Vídeo tutorial — em breve

Um drawing do Harmony não é uma imagem só. São quatro camadas empilhadas — Underlay, Colour Art, Line Art, Overlay — e o OSA deixa você mirar arte em qualquer uma delas, empilhar várias imagens em uma delas, e fazer isso por exposição.

A tabela de art layers

As quatro art layers

De cima para baixo, na ordem em que o Harmony desenha:

Camada Tag Normalmente
Overlay Art OL efeitos pintados por cima de tudo
Line Art LA as linhas do desenho — o padrão
Colour Art CA flats e pintura
Underlay Art UL roughs, guias, qualquer coisa sob a pintura

Arte sem tag de art layer vai para Line Art.

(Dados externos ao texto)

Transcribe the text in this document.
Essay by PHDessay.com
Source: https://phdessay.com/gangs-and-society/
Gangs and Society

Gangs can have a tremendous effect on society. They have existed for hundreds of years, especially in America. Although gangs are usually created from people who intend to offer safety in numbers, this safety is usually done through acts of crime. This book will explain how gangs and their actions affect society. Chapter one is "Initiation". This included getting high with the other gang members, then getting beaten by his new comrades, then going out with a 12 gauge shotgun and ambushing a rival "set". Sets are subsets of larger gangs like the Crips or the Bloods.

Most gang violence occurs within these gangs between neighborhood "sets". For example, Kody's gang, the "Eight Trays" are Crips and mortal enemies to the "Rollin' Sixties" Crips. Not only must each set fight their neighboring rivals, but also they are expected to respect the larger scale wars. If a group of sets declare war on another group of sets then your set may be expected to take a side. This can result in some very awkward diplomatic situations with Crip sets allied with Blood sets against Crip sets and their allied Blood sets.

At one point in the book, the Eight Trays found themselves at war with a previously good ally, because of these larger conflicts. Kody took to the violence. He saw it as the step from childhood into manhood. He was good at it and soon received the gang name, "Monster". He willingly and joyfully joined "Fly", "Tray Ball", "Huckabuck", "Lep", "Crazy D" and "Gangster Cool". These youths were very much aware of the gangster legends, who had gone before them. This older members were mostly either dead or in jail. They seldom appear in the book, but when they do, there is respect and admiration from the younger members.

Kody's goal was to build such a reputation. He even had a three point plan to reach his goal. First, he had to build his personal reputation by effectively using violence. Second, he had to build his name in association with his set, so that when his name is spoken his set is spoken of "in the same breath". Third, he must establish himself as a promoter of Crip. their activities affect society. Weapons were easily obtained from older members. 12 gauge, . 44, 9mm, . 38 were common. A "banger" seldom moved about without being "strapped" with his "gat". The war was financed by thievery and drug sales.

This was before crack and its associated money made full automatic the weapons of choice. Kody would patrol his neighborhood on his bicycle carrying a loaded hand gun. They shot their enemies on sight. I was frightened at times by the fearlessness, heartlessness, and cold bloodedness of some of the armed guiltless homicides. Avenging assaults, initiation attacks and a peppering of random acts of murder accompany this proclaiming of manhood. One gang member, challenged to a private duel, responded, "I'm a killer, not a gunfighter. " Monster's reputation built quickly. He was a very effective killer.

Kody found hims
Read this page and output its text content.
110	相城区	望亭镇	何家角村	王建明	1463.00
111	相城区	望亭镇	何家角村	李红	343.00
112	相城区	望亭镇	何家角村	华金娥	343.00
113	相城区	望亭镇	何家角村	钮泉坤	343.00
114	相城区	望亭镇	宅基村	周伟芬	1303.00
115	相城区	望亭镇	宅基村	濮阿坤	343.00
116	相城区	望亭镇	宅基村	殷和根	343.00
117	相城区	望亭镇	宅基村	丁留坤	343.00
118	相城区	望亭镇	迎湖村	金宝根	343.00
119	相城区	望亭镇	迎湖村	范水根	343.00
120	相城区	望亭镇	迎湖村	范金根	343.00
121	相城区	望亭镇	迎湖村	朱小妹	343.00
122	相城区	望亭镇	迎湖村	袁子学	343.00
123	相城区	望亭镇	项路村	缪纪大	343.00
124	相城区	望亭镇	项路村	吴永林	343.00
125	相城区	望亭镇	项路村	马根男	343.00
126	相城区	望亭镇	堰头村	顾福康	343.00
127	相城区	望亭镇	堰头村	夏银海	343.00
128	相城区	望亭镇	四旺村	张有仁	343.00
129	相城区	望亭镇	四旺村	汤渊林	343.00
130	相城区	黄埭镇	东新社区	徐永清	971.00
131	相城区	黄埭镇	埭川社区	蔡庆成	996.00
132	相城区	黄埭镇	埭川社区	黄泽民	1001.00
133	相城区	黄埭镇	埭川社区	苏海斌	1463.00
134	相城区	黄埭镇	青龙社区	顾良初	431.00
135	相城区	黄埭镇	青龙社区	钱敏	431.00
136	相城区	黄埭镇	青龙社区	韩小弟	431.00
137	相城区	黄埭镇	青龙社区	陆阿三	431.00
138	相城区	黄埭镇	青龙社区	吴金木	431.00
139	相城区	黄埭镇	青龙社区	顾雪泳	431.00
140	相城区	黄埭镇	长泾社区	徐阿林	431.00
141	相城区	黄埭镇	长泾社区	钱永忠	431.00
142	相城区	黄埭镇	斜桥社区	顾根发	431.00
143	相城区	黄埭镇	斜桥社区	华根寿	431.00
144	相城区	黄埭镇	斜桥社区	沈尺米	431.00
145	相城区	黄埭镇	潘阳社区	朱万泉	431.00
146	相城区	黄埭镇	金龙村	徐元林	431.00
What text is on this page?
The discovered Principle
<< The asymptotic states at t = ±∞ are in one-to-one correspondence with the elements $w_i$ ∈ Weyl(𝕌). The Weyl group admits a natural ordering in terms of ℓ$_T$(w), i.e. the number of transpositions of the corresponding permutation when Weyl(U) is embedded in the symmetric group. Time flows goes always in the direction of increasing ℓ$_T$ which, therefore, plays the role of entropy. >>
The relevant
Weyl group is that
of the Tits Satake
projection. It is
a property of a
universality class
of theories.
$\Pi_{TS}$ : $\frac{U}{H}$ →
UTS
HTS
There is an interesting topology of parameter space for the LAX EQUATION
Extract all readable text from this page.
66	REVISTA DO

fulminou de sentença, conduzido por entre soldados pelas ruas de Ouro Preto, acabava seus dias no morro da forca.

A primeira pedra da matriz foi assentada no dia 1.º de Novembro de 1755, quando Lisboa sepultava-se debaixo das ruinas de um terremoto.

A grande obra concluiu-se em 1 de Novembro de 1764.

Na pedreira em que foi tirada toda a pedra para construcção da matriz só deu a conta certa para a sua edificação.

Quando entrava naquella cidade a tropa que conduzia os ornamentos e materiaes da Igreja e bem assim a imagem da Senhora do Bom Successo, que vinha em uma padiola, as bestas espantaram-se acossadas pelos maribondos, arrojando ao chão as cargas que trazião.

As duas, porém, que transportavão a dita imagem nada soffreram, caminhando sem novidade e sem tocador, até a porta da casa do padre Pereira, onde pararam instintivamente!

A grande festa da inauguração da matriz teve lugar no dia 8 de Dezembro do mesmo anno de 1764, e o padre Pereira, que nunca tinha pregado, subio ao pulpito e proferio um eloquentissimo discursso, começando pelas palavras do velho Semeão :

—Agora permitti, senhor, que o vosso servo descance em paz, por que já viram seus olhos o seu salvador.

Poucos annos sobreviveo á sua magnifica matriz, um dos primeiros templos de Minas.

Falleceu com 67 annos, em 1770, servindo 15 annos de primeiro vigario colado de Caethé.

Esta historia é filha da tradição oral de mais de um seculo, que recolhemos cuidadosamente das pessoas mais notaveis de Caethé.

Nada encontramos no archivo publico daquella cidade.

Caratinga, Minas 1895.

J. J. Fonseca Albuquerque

Esse padrão é uma constante única lida pelo coletor, pelo Inspector e pela lógica de pilha, então existe exatamente uma resposta para "onde a arte sem tag pousa?".

Lendo a tabela

A tabela Art Layers do Inspector é a verdade sobre um drawing:

Coluna O que diz
Art Layers as quatro camadas, mais qualquer subart aninhada sob elas
Type Vector ou Bitmappor camada, não por drawing
Frames em quantas exposições aquela camada realmente tem arte

Um drawing pode ser vetor e bitmap ao mesmo tempo

Line Art em vetor e Colour Art em bitmap é legal no Harmony, e o OSA autora isso. É por isso que Type é uma coluna nesta tabela e não uma configuração do drawing: o tipo é de cada camada, decidido pela arte que cai nela. Uma chave única no container só poderia estar errada sobre metade delas.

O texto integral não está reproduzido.